Силач опустился на четвереньки и раздувает огонь. Он соорудил очаг из камней и поставил на него сковородку. Костёр потрескивает; больше не слышно ни звука. Арне, Квигстад и Миккельсен сидят рядом у огня. Широкий столб дыма медленно течёт в мою сторону. Им, должно быть, кажется, что я возникаю из тумана. Когда я подхожу так близко, что слышу их голоса, я понимаю, что они говорят по-норвежски.

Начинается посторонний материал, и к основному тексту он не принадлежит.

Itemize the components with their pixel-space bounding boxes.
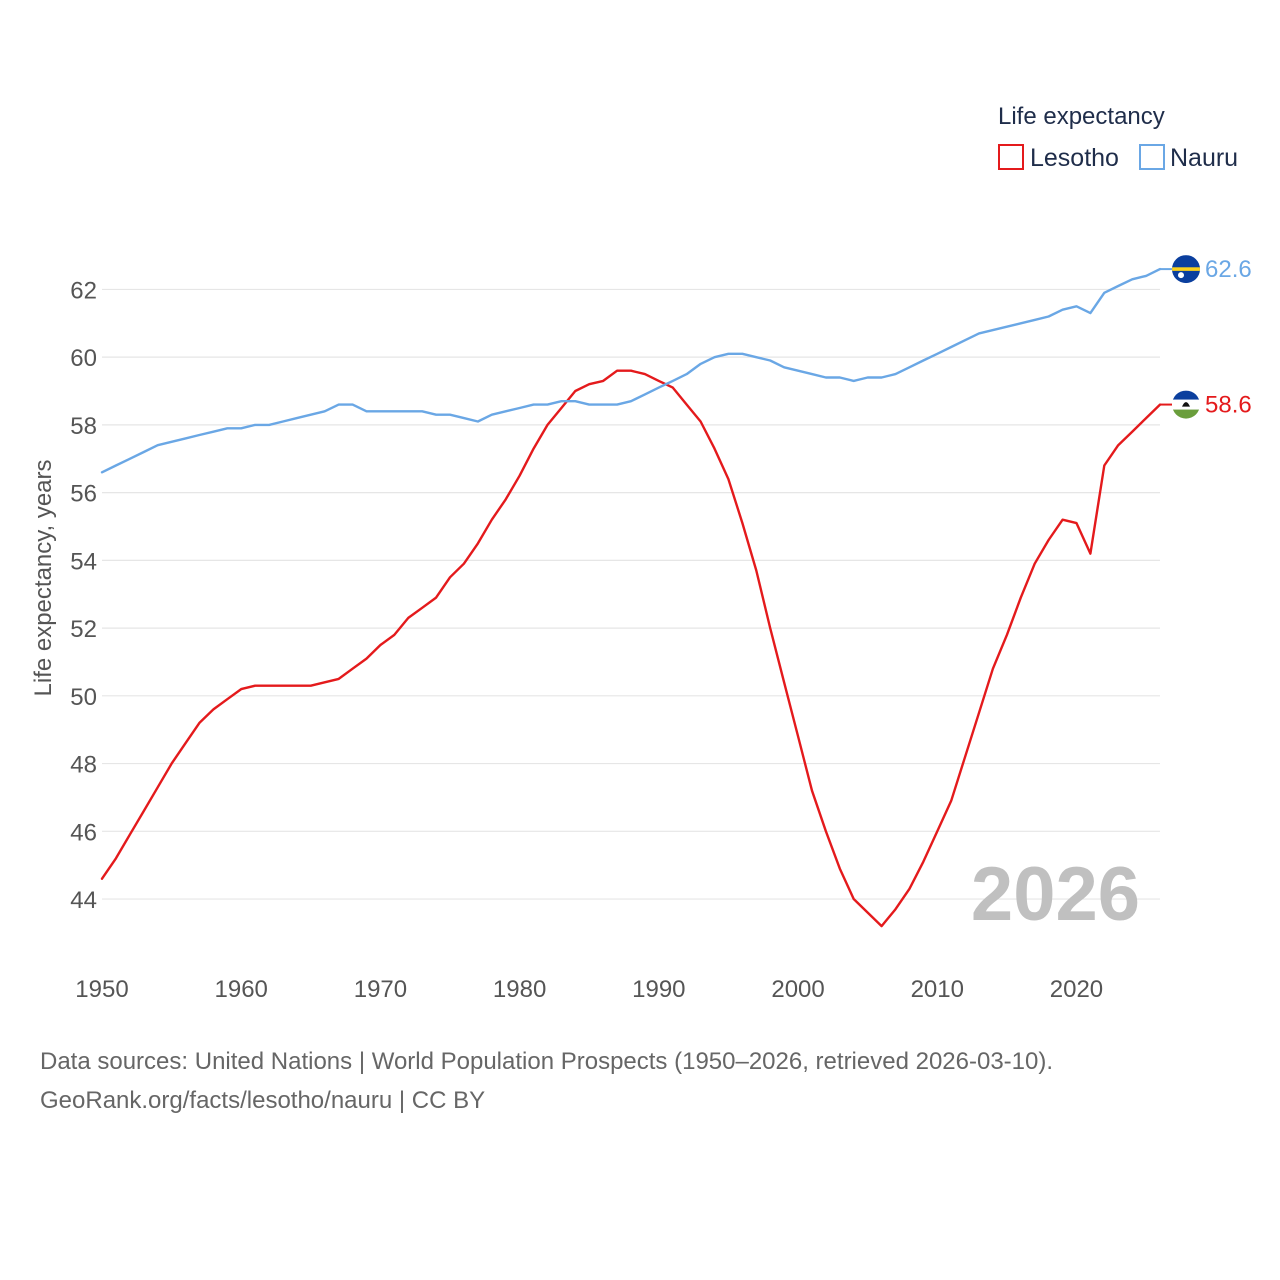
- y-tick-label: 60: [70, 345, 97, 372]
- end-label-lesotho: 58.6: [1205, 392, 1252, 419]
- legend-label-lesotho[interactable]: Lesotho: [1030, 144, 1119, 172]
- x-tick-label: 1970: [354, 976, 407, 1003]
- series-line-lesotho[interactable]: [100, 369, 1162, 928]
- legend-swatch-lesotho[interactable]: [998, 144, 1024, 170]
- source-line: Data sources: United Nations | World Pop…: [40, 1048, 1053, 1075]
- legend-label-nauru[interactable]: Nauru: [1170, 144, 1238, 172]
- x-tick-label: 1960: [215, 976, 268, 1003]
- grid-lines: [102, 288, 1160, 900]
- legend: Life expectancy Lesotho Nauru: [998, 103, 1238, 172]
- y-tick-label: 52: [70, 616, 97, 643]
- y-tick-label: 58: [70, 413, 97, 440]
- end-markers: 58.6 62.6: [1160, 255, 1252, 419]
- x-tick-label: 1980: [493, 976, 546, 1003]
- y-tick-label: 54: [70, 548, 97, 575]
- legend-swatch-nauru[interactable]: [1139, 144, 1165, 170]
- x-tick-label: 2000: [771, 976, 824, 1003]
- x-tick-label: 1990: [632, 976, 685, 1003]
- y-axis-ticks: 44 46 48 50 52 54 56 58 60 62: [70, 277, 97, 914]
- x-tick-label: 2010: [911, 976, 964, 1003]
- y-tick-label: 50: [70, 684, 97, 711]
- lesotho-flag-icon: [1172, 390, 1200, 419]
- attribution-link[interactable]: GeoRank.org/facts/lesotho/nauru | CC BY: [40, 1087, 485, 1114]
- y-tick-label: 48: [70, 752, 97, 779]
- series-line-nauru[interactable]: [100, 267, 1162, 474]
- end-label-nauru: 62.6: [1205, 256, 1252, 283]
- series-lines: [100, 267, 1162, 928]
- x-tick-label: 2020: [1050, 976, 1103, 1003]
- year-watermark: 2026: [971, 852, 1140, 937]
- y-tick-label: 62: [70, 277, 97, 304]
- y-tick-label: 46: [70, 819, 97, 846]
- y-axis-title: Life expectancy, years: [30, 459, 57, 696]
- x-axis-ticks: 1950 1960 1970 1980 1990 2000 2010 2020: [75, 976, 1103, 1003]
- legend-title: Life expectancy: [998, 103, 1165, 130]
- y-tick-label: 44: [70, 887, 97, 914]
- y-tick-label: 56: [70, 481, 97, 508]
- x-tick-label: 1950: [75, 976, 128, 1003]
- nauru-flag-icon: [1172, 255, 1200, 284]
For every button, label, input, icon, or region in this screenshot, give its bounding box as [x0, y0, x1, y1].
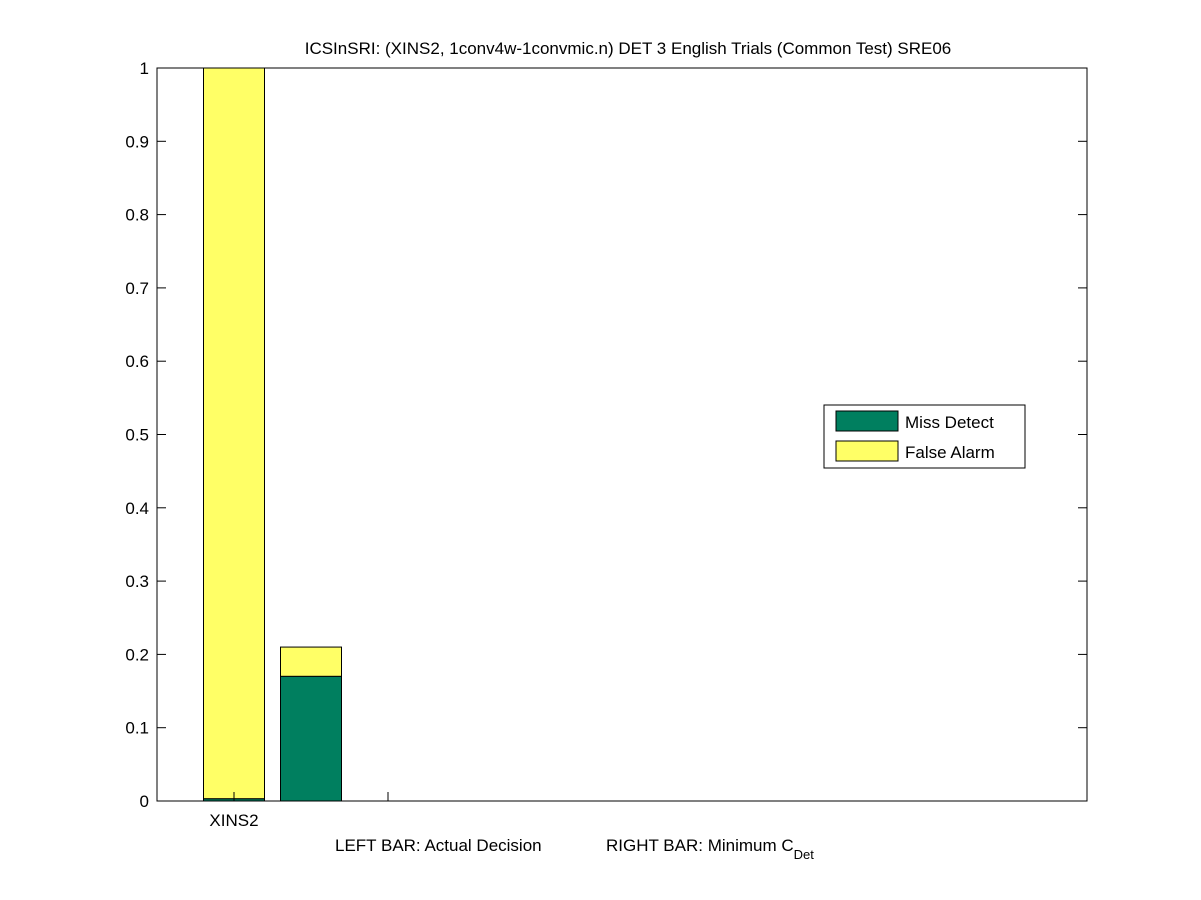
y-tick-label: 0.2 — [125, 645, 149, 664]
bars-layer — [203, 67, 342, 802]
y-tick-label: 0.6 — [125, 352, 149, 371]
bar-left-false-alarm — [203, 67, 265, 800]
y-tick-label: 0.7 — [125, 279, 149, 298]
y-tick-label: 1 — [140, 59, 149, 78]
chart-title: ICSInSRI: (XINS2, 1conv4w-1convmic.n) DE… — [305, 39, 952, 58]
bar-right-miss-detect — [280, 675, 342, 802]
x-axis-label-right-main: RIGHT BAR: Minimum C — [606, 836, 794, 855]
y-tick-label: 0.3 — [125, 572, 149, 591]
x-axis-label-left: LEFT BAR: Actual Decision — [335, 836, 542, 855]
legend-label-false-alarm: False Alarm — [905, 443, 995, 462]
y-tick-labels: 0 0.1 0.2 0.3 0.4 0.5 0.6 0.7 0.8 0.9 1 — [125, 59, 149, 811]
legend: Miss Detect False Alarm — [823, 404, 1026, 469]
legend-swatch-false-alarm — [835, 440, 899, 462]
x-axis-label-right-subscript: Det — [794, 847, 815, 862]
x-tick-labels: XINS2 — [209, 811, 258, 830]
y-tick-label: 0.4 — [125, 499, 149, 518]
x-tick-label: XINS2 — [209, 811, 258, 830]
y-tick-label: 0.8 — [125, 206, 149, 225]
legend-label-miss-detect: Miss Detect — [905, 413, 994, 432]
y-tick-label: 0 — [140, 792, 149, 811]
ticks-layer — [157, 67, 1087, 802]
legend-swatch-miss-detect — [835, 410, 899, 432]
y-tick-label: 0.5 — [125, 426, 149, 445]
y-tick-label: 0.9 — [125, 132, 149, 151]
x-axis-label-right: RIGHT BAR: Minimum CDet — [606, 836, 814, 862]
y-tick-label: 0.1 — [125, 719, 149, 738]
bar-right-false-alarm — [280, 646, 342, 677]
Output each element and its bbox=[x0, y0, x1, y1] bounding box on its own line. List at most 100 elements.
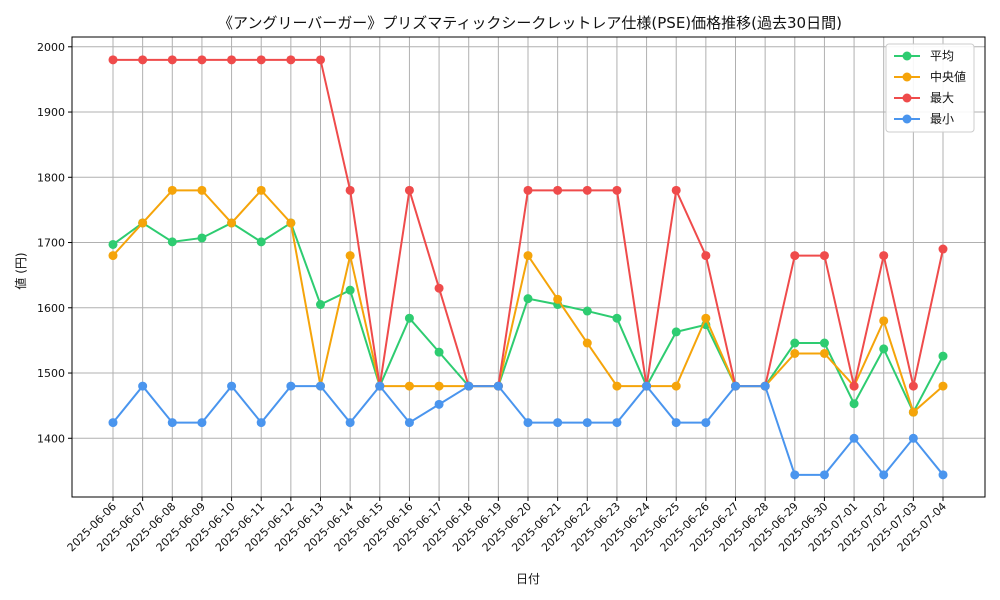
data-point bbox=[138, 55, 148, 65]
data-point bbox=[701, 251, 711, 261]
data-point bbox=[938, 351, 948, 361]
legend: 平均 中央値 最大 最小 bbox=[885, 43, 975, 133]
data-point bbox=[819, 470, 829, 480]
data-point bbox=[434, 381, 444, 391]
data-point bbox=[879, 344, 889, 354]
data-point bbox=[197, 185, 207, 195]
data-point bbox=[345, 285, 355, 295]
y-tick-label: 2000 bbox=[37, 41, 65, 54]
data-point bbox=[286, 381, 296, 391]
data-point bbox=[908, 433, 918, 443]
data-point bbox=[790, 470, 800, 480]
data-point bbox=[434, 283, 444, 293]
data-point bbox=[404, 185, 414, 195]
data-point bbox=[108, 418, 118, 428]
data-point bbox=[256, 185, 266, 195]
data-point bbox=[138, 218, 148, 228]
data-point bbox=[167, 237, 177, 247]
data-point bbox=[671, 185, 681, 195]
legend-box bbox=[885, 43, 975, 133]
series-layer bbox=[108, 55, 948, 480]
data-point bbox=[227, 55, 237, 65]
y-tick-label: 1900 bbox=[37, 106, 65, 119]
series-2 bbox=[108, 55, 948, 391]
data-point bbox=[731, 381, 740, 391]
data-point bbox=[167, 55, 177, 65]
data-point bbox=[167, 418, 177, 428]
data-point bbox=[553, 418, 563, 428]
data-point bbox=[523, 418, 533, 428]
data-point bbox=[256, 237, 266, 247]
data-point bbox=[908, 381, 918, 391]
data-point bbox=[642, 381, 652, 391]
data-point bbox=[612, 313, 622, 323]
y-tick-label: 1400 bbox=[37, 432, 65, 445]
data-point bbox=[582, 185, 592, 195]
data-point bbox=[701, 418, 711, 428]
data-point bbox=[375, 381, 385, 391]
data-point bbox=[790, 251, 800, 261]
data-point bbox=[286, 218, 296, 228]
data-point bbox=[345, 185, 355, 195]
data-point bbox=[108, 55, 118, 65]
data-point bbox=[523, 251, 533, 261]
data-point bbox=[197, 233, 207, 243]
data-point bbox=[790, 338, 800, 348]
data-point bbox=[819, 338, 829, 348]
data-point bbox=[167, 185, 177, 195]
y-tick-label: 1600 bbox=[37, 302, 65, 315]
data-point bbox=[316, 55, 325, 65]
data-point bbox=[256, 55, 266, 65]
data-point bbox=[404, 313, 414, 323]
y-tick-label: 1500 bbox=[37, 367, 65, 380]
data-point bbox=[108, 251, 118, 261]
data-point bbox=[404, 418, 414, 428]
x-axis-ticks: 2025-06-062025-06-072025-06-082025-06-09… bbox=[65, 497, 949, 554]
legend-marker-0 bbox=[902, 51, 912, 61]
data-point bbox=[938, 244, 948, 254]
data-point bbox=[671, 381, 681, 391]
data-point bbox=[138, 381, 148, 391]
data-point bbox=[523, 294, 533, 304]
data-point bbox=[819, 348, 829, 358]
data-point bbox=[197, 55, 207, 65]
y-tick-label: 1700 bbox=[37, 237, 65, 250]
y-axis-ticks: 1400 1500 1600 1700 1800 1900 2000 bbox=[37, 41, 72, 445]
data-point bbox=[345, 418, 355, 428]
legend-label-0: 平均 bbox=[930, 49, 954, 63]
data-point bbox=[760, 381, 770, 391]
data-point bbox=[404, 381, 414, 391]
data-point bbox=[701, 313, 711, 323]
data-point bbox=[612, 418, 622, 428]
data-point bbox=[908, 407, 918, 417]
y-tick-label: 1800 bbox=[37, 171, 65, 184]
data-point bbox=[938, 381, 948, 391]
data-point bbox=[434, 347, 444, 357]
data-point bbox=[671, 327, 681, 337]
series-3 bbox=[108, 381, 948, 480]
data-point bbox=[523, 185, 533, 195]
data-point bbox=[849, 433, 859, 443]
data-point bbox=[612, 185, 622, 195]
data-point bbox=[316, 381, 325, 391]
data-point bbox=[790, 348, 800, 358]
data-point bbox=[582, 418, 592, 428]
data-point bbox=[256, 418, 266, 428]
legend-marker-3 bbox=[902, 114, 912, 124]
data-point bbox=[582, 306, 592, 316]
grid bbox=[72, 37, 985, 497]
data-point bbox=[227, 381, 237, 391]
legend-label-1: 中央値 bbox=[930, 69, 966, 84]
data-point bbox=[464, 381, 474, 391]
data-point bbox=[108, 239, 118, 249]
legend-label-3: 最小 bbox=[930, 112, 954, 126]
data-point bbox=[286, 55, 296, 65]
data-point bbox=[345, 251, 355, 261]
legend-label-2: 最大 bbox=[930, 91, 954, 105]
data-point bbox=[553, 185, 563, 195]
data-point bbox=[197, 418, 207, 428]
data-point bbox=[612, 381, 622, 391]
y-axis-label: 値 (円) bbox=[13, 252, 28, 289]
data-point bbox=[227, 218, 237, 228]
data-point bbox=[582, 338, 592, 348]
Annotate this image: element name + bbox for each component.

Я снимаю рюкзак и ложусь на живот рядом с Арне.
— Что, мы уже пришли?
— Пока нет, но мы довольно близко.
Я вытаскиваю из-под себя планшет. Арне показывает на карте, где мы находимся, прежде, чем я успеваю об этом задуматься. От озера Ливнас-явре эту точку отделяют четыре сантиметра. Четыре километра.
Мы едим яичницу с хлебом и вдоволь напиваемся кофе. Разговор идёт в основном по-норвежски, из-за силача. Мне больше ничего не нужно делать, я могу отдохнуть. Силач гасит огонь, моет сковородку, убирает обратно в рюкзак всё, что нам потребовалось достать, приносит воды. Если бы только он мог остаться с нами! Еды не хватит? Но ведь шерпы тоже едят. Или они питаются мхом и камнями? Надо как-нибудь спросить у Бранделя. Впрочем, глупости, всё очень просто. Там же сотня шерпов на четверых сахибов. Двадцать пять шерпов легко унесут всё, что может понадобиться им самим, плюс багаж сахиба. А на нас четверых одного силача, пусть даже очень сильного, мало.
Я сбегаю вниз, к очередной речке. Сознание того, что я уже прошёл не один час с этим тяжёлым рюкзаком, — а никогда раньше мне не приходилось таскать таких тяжестей, — переполняет меня уверенностью в себе. Мне просто чуть-чуть не хватает опыта, а сил у меня достаточно. Конечно, я устал, но эта усталость — как головная боль, эта напасть пройдёт, она не имеет никакого отношения к нехватке энергии.
Речка, к которой я теперь подхожу, течёт довольно быстро, но она совсем не широкая. И в ней полно больших камней. Весь секрет в том, чтобы не останавливаться на берегу. Не оглядываться боязливо по сторонам, выискивая, какой же камень ближе всего, а просто идти дальше, шагать, прыгать, не задумываться, представить себе, что просто бежишь по лестнице.
Раз… Два… Не смотреть на воду, смотреть только на тот камень, куда хочешь шагнуть, и всё получится само собой…
О! Проклятье! Проклятье!
Правая нога на камне, а левая на дне! Мои штаны едва не рвутся. Холодная вода подступает к животу. Арне оглядывается назад, возвращается ко мне. Квигстад, Миккельсен и силач идут дальше, слава богу, они слишком далеко и не видят, что случилось.
— It's nothing! It's nothing! — кричу я Арне. Я переношу вес на правую ногу, пытаюсь подтянуться, нога соскальзывает с камня, и я падаю на него на коленях.
Вроде всё обошлось… Торопливо шлёпая, я выхожу на другой берег.
— Рюкзак не промок. Ничего страшного, правда ничего!
— Нет, дальше тебе так идти нельзя. Нужно надеть сухие носки, иначе сотрёшь ноги.
Арне снимает рюкзак и достаёт оттуда серый шар — пару носков, свёрнутых вместе. Я послушно сажусь, развязываю ботинки. Ногти ломаются о мокрые шнурки. По ногам течёт кровь. Я закатываю штаны, вытираю колени носовым платком. Обычные ссадины; но боль отдаётся во всём теле, до костей.
Арне даёт мне ещё один платок. Нельзя отказываться от помощи, иначе я задержу их ещё больше. Глупо с ним спорить, ведь я здесь чужой и мне всё здесь непривычно.
— Извини, — бормочу я по-английски, — я ужасно неповоротливый, и всегда такой был. Я очень стараюсь держаться как следует, но иногда не получается. Извини.